= Mushtaq Ahmad Shah =

Indian politician (born 1955)

Mushtaq Ahmad Shah (born 1955) is an Indian politician from Jammu and Kashmir. He was an MLA from Tral Assembly constituency in Pulwama district. He won the 2014 Jammu and Kashmir Legislative Assembly election representing the Jammu and Kashmir People's Democratic Party.

== Early life and education ==
Shah is from Tral, Pulwama district, Jammu and Kashmir. He is the son of Abdul Majeed Shah. His wife is a teacher. He completed his M.A. in Urdu at Kashmir University.
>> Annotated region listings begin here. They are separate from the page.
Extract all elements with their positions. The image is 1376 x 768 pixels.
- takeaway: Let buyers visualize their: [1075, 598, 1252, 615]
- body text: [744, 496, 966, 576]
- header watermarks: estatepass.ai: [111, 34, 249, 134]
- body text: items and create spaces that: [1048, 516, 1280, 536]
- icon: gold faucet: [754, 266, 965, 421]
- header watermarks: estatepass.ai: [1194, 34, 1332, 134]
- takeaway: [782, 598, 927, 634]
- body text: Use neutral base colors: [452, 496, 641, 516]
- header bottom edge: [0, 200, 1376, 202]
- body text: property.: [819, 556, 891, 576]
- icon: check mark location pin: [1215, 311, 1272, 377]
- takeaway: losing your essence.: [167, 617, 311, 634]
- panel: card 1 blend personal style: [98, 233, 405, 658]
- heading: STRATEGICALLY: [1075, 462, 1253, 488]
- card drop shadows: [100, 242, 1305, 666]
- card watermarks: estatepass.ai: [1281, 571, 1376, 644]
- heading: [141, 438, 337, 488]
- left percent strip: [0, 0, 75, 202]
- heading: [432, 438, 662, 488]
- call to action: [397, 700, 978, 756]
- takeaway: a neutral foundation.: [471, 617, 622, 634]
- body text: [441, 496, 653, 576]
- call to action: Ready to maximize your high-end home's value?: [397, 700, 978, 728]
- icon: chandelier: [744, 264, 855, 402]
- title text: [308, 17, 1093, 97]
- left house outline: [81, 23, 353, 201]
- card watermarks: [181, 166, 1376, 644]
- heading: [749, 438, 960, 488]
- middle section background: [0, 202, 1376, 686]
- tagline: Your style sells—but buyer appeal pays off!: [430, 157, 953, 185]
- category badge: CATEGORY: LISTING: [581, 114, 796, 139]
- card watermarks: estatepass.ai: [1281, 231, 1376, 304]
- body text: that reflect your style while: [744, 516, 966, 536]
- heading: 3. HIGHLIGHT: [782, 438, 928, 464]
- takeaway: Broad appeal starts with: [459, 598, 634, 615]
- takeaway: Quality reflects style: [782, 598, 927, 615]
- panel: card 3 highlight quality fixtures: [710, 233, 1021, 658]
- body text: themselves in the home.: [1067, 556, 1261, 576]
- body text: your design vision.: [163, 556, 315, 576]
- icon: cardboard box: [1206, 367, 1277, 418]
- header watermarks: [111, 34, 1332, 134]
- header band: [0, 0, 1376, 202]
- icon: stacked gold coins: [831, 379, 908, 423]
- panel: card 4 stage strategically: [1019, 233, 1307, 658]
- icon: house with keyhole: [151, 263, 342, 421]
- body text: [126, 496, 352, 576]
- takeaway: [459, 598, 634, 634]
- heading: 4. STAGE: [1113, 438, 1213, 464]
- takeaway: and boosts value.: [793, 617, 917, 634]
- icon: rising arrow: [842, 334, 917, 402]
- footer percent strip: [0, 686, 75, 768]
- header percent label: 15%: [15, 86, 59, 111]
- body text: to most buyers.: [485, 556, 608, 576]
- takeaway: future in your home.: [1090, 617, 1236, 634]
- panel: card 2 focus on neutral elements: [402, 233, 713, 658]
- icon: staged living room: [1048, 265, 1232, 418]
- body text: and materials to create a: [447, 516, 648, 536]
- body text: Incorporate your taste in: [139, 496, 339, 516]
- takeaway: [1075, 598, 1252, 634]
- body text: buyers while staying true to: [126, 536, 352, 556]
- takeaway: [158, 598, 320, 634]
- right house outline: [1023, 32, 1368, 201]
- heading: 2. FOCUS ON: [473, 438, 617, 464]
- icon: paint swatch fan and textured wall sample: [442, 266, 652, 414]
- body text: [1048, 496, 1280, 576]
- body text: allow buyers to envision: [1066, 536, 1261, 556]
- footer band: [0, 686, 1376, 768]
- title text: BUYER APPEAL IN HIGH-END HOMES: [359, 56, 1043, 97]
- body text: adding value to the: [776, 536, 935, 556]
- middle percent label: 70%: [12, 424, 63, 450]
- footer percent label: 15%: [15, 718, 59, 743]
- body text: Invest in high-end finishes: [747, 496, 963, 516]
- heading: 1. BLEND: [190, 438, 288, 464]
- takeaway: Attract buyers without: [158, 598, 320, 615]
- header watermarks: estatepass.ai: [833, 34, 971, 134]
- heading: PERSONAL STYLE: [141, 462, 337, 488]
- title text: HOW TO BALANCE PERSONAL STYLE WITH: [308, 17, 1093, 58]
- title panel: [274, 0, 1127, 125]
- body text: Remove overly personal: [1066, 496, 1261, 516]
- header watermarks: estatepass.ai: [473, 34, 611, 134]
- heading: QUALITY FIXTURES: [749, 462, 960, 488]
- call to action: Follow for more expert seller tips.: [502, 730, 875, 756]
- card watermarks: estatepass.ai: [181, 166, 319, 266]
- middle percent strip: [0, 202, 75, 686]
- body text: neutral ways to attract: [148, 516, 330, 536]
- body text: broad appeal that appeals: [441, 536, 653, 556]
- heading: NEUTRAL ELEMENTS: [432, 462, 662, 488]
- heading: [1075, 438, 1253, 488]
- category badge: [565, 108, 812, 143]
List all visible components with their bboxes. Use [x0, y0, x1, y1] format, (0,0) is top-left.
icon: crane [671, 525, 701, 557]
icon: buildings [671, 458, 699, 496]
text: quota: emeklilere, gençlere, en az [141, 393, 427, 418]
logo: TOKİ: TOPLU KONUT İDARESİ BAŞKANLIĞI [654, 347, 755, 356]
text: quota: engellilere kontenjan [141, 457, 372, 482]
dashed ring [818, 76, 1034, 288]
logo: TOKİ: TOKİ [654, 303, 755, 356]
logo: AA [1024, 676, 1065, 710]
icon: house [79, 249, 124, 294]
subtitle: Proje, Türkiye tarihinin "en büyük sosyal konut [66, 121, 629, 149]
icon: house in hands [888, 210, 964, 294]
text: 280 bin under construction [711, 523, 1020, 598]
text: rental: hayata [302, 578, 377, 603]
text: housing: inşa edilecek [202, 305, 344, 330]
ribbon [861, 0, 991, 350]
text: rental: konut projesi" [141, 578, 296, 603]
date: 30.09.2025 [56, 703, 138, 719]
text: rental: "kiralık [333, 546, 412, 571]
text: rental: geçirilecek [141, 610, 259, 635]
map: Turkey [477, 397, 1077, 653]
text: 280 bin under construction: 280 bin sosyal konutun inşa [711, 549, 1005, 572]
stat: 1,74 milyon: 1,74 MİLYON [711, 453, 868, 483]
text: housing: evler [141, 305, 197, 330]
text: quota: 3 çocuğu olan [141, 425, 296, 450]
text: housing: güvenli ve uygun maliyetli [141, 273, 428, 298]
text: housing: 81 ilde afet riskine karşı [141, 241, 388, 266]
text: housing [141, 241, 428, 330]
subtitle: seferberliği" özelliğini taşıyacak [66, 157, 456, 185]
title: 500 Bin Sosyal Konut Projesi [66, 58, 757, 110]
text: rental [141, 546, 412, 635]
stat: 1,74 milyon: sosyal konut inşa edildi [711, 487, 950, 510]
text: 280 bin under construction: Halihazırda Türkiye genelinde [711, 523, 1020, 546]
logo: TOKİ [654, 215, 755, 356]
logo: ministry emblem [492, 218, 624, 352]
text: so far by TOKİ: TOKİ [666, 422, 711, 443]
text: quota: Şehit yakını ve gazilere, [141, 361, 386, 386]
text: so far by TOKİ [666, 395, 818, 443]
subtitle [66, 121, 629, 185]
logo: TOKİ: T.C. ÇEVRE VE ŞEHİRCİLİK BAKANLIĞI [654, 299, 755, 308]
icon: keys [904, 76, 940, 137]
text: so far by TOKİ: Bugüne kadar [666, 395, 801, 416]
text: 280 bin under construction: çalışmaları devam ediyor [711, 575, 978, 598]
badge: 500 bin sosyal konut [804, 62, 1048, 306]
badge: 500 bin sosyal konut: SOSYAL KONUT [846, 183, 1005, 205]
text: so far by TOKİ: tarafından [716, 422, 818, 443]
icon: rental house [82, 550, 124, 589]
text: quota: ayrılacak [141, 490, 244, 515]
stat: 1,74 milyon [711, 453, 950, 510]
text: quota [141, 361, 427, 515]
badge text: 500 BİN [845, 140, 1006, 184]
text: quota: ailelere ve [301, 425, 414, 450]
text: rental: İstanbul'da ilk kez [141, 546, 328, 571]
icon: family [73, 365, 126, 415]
== Electoral performance ==

| Election | Constituency | Party |  | Result | Votes % | Opposition Candidate | Opposition Party |  | Opposition vote % | Ref |
|---|---|---|---|---|---|---|---|---|---|---|
| 2014 | Tral |  | JKPDP | Won | 38.56% | Mohammed Ashraf Bhat |  | JKNC | 25.80% |  |
| 2008 | Tral |  | JKPDP | Won | 28.47% | Mohammed Ashraf Bhat |  | JKNC | 18.04% |  |

== Career ==
Shah won from Tral Assembly constituency representing Jammu and Kashmir People's Democratic Party in the 2014 Jammu and Kashmir Legislative Assembly election. He polled 12,415 votes and defeated his nearest rival, Mohd Ashraf Bhat of the Jammu and Kashmir National Conference, by a margin of 4,110 votes.